Em monossílabos, que foi o que lhe sobrou de capacidades comunicativas, explica-nos que não dança música ruim!

 

 

 

                                                     

 

 

Sabe-se também que ele consegue manifestar afeto. Dentre as três palavras que resumiam seu repertório logo no início de nosso convívio, uma delas era “querida”, a qual pronunciava gritando, de forma espichada e afetuosa num comprido e acolhedor “queiiiida”. As outras duas eram “borá” (ir embora) e “é”.

 

 

     “Baseados em evidências” podemos afirmar que modula adequadamente o afeto. Comprovação aferida pela assistente social Guiomar, do CAPS, que presenciou sua alegria, emoção e acolhimento num carinhoso abraço de reencontro com um amigo que há muito não via, recém chegado, trazido para morar na mesma casa protegida.
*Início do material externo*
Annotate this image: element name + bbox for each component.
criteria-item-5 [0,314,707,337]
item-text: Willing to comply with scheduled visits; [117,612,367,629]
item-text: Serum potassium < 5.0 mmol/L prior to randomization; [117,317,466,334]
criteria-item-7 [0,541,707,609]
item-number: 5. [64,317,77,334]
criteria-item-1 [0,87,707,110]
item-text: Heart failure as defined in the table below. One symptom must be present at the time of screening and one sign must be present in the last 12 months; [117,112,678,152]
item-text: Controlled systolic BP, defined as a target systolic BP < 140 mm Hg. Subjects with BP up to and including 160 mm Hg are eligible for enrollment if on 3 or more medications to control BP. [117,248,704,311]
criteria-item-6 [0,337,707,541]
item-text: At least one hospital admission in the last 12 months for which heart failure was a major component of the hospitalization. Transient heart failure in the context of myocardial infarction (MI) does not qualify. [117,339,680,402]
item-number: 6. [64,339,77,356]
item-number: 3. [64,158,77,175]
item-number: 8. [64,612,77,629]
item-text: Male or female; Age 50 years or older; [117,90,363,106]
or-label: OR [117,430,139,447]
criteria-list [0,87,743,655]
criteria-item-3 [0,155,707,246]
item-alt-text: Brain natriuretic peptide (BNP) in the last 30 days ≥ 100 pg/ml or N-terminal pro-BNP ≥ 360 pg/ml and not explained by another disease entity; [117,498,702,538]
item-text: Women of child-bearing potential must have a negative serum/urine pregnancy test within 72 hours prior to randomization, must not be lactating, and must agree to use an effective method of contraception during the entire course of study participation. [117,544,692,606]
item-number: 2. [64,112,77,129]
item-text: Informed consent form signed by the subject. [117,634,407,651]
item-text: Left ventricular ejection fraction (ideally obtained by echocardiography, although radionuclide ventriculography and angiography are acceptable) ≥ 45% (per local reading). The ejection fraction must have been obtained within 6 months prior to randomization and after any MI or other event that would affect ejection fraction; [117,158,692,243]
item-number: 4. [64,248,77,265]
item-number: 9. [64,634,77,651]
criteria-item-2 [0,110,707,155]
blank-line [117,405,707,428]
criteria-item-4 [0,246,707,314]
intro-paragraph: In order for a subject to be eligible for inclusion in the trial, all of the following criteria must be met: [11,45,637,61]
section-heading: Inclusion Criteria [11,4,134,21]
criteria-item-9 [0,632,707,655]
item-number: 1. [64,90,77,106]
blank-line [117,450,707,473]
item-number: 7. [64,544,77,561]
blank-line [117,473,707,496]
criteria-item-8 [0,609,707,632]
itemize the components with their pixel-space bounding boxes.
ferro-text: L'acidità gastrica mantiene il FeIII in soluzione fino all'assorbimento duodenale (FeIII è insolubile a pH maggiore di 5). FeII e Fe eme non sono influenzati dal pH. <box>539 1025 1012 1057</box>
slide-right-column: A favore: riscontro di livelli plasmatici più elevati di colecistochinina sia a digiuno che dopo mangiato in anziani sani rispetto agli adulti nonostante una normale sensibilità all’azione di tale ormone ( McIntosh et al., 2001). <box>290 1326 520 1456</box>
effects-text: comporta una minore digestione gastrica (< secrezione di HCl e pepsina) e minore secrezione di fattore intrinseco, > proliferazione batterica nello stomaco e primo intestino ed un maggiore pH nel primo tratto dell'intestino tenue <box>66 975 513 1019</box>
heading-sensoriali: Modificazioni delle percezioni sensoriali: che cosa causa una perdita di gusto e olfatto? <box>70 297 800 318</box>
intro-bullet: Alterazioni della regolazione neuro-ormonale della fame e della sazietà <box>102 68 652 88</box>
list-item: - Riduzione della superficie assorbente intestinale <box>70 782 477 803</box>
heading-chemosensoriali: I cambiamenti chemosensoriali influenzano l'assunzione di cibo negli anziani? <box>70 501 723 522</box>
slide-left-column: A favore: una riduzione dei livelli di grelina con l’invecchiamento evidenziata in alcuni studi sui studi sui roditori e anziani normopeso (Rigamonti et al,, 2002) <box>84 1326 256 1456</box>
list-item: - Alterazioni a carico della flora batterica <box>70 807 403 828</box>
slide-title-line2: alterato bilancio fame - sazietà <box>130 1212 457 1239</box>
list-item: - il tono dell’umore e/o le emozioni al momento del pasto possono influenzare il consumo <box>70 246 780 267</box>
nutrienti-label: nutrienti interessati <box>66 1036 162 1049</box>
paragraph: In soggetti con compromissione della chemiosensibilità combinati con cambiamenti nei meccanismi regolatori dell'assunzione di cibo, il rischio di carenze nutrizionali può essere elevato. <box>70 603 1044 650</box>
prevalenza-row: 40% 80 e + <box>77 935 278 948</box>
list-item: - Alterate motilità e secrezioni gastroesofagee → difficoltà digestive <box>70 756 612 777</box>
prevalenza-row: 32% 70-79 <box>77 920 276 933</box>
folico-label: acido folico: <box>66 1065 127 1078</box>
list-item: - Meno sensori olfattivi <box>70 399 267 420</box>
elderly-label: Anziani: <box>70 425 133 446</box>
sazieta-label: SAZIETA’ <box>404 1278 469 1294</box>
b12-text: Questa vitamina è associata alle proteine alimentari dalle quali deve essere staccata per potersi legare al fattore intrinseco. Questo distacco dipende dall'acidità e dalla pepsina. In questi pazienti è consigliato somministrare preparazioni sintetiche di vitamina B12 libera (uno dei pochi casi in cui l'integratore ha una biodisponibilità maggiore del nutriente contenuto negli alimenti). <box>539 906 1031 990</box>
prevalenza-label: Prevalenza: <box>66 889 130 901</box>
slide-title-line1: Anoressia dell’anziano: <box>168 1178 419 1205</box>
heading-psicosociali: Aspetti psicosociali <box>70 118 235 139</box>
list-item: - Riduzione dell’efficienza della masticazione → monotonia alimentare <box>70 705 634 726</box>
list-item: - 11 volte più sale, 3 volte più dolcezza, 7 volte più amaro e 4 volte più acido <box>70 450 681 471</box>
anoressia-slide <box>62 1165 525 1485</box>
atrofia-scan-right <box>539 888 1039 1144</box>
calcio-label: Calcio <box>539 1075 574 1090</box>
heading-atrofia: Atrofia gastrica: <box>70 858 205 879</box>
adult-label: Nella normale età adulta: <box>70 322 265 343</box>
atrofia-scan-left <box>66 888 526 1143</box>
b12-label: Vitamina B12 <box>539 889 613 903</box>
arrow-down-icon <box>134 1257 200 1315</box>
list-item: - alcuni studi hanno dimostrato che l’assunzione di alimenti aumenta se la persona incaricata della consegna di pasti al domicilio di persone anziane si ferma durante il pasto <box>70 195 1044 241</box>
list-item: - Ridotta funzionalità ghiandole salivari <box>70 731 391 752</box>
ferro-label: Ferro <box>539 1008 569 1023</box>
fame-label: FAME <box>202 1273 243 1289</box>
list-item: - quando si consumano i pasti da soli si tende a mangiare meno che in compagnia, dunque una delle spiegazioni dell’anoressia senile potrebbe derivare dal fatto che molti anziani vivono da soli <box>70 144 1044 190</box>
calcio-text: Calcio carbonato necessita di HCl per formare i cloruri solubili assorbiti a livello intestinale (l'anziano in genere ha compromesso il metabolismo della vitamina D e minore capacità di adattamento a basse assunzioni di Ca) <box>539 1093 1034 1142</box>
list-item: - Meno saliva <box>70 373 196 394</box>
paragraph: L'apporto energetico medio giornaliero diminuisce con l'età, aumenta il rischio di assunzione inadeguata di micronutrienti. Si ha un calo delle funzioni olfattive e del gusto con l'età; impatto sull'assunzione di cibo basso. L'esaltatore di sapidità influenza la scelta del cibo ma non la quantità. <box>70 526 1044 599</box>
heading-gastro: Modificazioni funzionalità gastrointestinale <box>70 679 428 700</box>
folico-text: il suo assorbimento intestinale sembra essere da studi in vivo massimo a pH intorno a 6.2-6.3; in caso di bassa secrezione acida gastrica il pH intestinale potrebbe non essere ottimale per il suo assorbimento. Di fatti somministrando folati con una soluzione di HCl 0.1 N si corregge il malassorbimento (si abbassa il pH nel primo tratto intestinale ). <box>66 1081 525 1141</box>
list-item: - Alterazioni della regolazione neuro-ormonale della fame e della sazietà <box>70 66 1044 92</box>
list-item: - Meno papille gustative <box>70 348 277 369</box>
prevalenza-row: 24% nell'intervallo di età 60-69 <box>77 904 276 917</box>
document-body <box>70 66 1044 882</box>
Tratava-se de Edvino, colega de internações na mesma clínica, que recém perdera seu pai, com quem morava e que a partir dali, passaria a viver neste mesmo ambiente protegido.
      Atualmente Sasá já demonstra-se envelhecido e frágil, mas segue seu destino, agora com bem mais dignidade. Desde 1999 mora no Intituto Humanitas, no Vale do Nazaré, onde recebe o carinho e a atenção de seus cuidadores e dos próprios “colegas” que também moram lá. Na última visita que lhes fiz, Sasá me convidou para conhecer seu quarto demonstrando muito orgulho ao mostrar-me um quadro na cabeceira da cama com sua foto emoldurada. Auto-estima emoldurada…

 

      Resgato esse texto “engavetado” pra homenagear o querido Sasá, que faleceu ontem, em Santa Cruz do Sul (RS), aos 68 anos, devido a problemas cardíacos. Sasá representava para nós um símbolo da reforma psiquiátrica no município. Quantas vezes ele nos acolhia!!! ao chegarmos ao CAPS, com seu afeto e doçura nestes últimos 13 anos que viveu dignamente fora do hospital, até seu último dia de vida!